7. The non-invasive biosignal measurement device based on skin effect removal of claim 6, wherein the ratio value calculation unit defines an alternative function of replacing the variable for the melanin effect in the corresponding light reception equation.

8. The non-invasive biosignal measurement device based on skin effect removal of claim 7, wherein the ratio value calculation unit calculates source signals applied to the alternative function using RGB skin reflection values collected through the second sensor module.

9. The non-invasive biosignal measurement device based on skin effect removal of claim 1, wherein the ratio value calculation unit constructs a prediction model that receives AC and DC values for optical signals of different wavelength values collected through the first sensor module, and the RGB skin reflection value collected through the second sensor module as an input, and generates ratio values at different wavelengths as an output.

10. The non-invasive biosignal measurement device based on skin effect removal of claim 9, wherein the ratio value calculation unit constructs the prediction model by using a genetic symbolic regression (GSR) model.

11. A non-invasive biosignal measurement method based on skin effect removal, comprising:

measuring a PPG signal of a measurement subject by a signal measurement instrument which is in contact with the skin on one side of a specific body part of the measurement subject;

receiving the PPG signal from the signal measurement instrument by a signal reception unit;

removing noise due to a skin effect from the PPG signal by a ratio value calculation unit; and

calculating ratio values at different wavelengths for measuring a biosignal including blood sugar and glycated hemoglobin of the measurement subject by the ratio value calculation unit,

wherein the signal measurement instrument includes a first sensor module including an optical barrier and a second sensor module for removing the skin effect.

12. The non-invasive biosignal measurement method based on skin effect removal of claim 11, wherein the first sensor module further includes

a light emitting diode (LED) irradiating one side of the body part with incident light having a specific wavelength value and a photo detector (PD) detecting the light derived via the skin from the incident light, and

the optical barrier is disposed between the LED and the PD, and blocks direct movement of the incident light between the LED and the PD.

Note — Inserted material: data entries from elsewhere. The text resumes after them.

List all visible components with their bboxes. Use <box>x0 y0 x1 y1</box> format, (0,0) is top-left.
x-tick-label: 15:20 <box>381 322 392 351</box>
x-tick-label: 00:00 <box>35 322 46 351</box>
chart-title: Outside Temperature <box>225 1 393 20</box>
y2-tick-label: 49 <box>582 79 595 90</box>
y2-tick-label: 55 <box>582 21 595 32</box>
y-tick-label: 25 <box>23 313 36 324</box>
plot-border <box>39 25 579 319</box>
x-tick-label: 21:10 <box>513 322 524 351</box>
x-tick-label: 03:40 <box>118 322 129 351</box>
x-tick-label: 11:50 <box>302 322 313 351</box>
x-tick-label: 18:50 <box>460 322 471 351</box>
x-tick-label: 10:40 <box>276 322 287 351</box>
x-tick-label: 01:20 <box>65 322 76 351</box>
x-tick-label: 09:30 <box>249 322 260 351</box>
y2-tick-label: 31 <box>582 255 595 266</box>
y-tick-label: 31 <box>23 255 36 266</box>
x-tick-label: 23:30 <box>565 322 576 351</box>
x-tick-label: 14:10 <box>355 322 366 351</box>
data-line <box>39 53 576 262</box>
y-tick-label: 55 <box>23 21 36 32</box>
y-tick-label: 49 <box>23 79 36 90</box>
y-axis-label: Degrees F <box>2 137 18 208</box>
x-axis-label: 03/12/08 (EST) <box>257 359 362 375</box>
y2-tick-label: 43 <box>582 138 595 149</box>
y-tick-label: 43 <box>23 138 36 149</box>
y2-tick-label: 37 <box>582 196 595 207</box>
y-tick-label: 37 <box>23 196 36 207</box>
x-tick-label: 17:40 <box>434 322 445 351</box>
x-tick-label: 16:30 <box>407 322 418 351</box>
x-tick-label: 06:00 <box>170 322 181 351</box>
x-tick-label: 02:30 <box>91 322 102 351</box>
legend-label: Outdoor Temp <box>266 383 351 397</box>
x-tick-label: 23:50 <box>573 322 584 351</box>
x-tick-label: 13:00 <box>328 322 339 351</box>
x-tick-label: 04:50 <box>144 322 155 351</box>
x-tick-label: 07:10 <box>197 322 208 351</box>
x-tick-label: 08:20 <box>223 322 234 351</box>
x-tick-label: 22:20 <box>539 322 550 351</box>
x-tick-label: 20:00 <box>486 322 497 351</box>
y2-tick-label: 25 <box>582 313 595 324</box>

13. The non-invasive biosignal measurement method based on skin effect removal of claim 11, wherein the second sensor module is formed in a cylinder structure having a specific height based on a bottom surface which is in contact with the skin, and includes the LED and the PD disposed on the same plane on a top surface having the cylinder structure in line.

14. The non-invasive biosignal measurement method based on skin effect removal of claim 11, wherein the removing of the noise includes constructing a prediction model that receives AC and DC values for optical signals of different wavelength values collected through the first sensor module, and the RGB skin reflection values collected through the second sensor module as an input, and generates ratio values at different wavelengths as an output.

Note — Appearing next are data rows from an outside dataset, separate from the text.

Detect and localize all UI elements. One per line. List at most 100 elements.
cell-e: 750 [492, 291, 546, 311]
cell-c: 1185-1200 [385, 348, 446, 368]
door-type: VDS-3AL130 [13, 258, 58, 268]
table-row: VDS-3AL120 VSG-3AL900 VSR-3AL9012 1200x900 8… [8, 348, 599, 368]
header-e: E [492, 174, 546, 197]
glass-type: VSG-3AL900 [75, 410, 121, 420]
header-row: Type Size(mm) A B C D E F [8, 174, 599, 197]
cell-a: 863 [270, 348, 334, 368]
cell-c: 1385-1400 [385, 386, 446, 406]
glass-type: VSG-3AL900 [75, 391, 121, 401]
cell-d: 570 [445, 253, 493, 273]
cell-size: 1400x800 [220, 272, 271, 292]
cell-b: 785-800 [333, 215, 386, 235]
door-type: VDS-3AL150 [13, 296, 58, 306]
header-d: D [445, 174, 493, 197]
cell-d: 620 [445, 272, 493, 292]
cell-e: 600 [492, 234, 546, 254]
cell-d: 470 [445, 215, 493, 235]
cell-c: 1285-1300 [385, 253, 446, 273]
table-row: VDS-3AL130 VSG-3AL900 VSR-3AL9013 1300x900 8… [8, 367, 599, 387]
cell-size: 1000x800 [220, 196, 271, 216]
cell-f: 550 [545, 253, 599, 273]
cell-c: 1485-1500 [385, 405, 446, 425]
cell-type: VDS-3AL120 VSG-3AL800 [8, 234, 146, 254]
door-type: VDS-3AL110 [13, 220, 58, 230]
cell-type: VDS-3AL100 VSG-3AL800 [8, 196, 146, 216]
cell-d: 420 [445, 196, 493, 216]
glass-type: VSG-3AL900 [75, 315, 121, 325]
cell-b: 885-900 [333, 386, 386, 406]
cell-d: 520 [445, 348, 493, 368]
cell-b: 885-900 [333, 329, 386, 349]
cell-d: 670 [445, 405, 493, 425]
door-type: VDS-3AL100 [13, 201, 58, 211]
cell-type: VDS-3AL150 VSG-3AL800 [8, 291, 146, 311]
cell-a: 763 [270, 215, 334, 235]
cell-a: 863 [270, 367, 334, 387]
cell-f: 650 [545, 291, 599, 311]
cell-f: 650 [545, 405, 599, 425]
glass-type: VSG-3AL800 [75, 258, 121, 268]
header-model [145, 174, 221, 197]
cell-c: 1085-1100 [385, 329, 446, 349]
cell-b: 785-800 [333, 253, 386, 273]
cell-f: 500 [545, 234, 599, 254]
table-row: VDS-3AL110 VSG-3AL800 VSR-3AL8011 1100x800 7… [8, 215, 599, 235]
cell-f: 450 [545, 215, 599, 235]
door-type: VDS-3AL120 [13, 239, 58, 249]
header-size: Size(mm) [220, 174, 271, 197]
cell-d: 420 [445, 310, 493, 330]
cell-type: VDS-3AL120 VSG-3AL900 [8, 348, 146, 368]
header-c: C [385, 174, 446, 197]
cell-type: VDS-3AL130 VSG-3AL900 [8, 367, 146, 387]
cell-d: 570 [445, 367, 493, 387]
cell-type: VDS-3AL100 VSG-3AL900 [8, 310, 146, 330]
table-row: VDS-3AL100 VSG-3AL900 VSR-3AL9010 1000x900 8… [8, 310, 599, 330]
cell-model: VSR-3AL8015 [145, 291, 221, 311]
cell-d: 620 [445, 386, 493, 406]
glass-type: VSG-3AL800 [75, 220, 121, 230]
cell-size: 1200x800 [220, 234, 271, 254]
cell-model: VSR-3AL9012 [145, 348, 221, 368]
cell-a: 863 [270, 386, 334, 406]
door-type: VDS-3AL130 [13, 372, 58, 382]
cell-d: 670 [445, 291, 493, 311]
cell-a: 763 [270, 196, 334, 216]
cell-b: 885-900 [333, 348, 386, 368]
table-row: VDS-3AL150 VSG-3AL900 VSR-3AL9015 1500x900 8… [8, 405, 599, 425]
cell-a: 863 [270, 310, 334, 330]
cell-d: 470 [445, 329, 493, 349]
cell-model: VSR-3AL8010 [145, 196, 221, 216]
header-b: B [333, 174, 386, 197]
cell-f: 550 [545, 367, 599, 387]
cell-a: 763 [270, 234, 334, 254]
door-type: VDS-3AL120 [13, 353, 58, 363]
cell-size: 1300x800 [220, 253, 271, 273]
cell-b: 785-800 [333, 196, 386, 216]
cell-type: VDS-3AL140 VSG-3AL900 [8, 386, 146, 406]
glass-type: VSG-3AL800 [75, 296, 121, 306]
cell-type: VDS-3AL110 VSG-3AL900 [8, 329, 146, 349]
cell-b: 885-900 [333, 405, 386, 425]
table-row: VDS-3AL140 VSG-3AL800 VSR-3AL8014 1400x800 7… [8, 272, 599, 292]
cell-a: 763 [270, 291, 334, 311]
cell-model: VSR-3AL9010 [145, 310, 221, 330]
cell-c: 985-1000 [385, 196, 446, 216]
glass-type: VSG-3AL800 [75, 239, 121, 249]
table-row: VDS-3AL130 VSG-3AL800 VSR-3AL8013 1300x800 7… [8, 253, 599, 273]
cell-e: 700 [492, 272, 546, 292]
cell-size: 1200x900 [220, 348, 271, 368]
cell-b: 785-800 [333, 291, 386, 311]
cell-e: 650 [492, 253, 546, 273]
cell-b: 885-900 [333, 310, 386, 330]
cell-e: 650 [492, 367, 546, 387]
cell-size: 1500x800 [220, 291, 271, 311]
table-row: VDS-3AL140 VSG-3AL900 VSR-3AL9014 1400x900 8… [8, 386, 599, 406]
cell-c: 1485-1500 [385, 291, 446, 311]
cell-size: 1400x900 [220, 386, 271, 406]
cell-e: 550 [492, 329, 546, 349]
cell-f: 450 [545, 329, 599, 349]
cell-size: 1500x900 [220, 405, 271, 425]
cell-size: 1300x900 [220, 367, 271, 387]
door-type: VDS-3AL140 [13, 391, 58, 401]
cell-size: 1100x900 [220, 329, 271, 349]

15. The non-invasive biosignal measurement method based on skin effect removal of claim 14, wherein the removing of the noise includes constructing the prediction model by using a genetic symbolic regression (GSR) model.

16. The non-invasive biosignal measurement method based on skin effect removal of claim 11, further comprising:

constructing a mathematical model between ratio values at different wavelengths, and biosignal values including the blood sugar and glycated hemoglobin; and

calculating the biosignal of the measurement subject by using the mathematical model.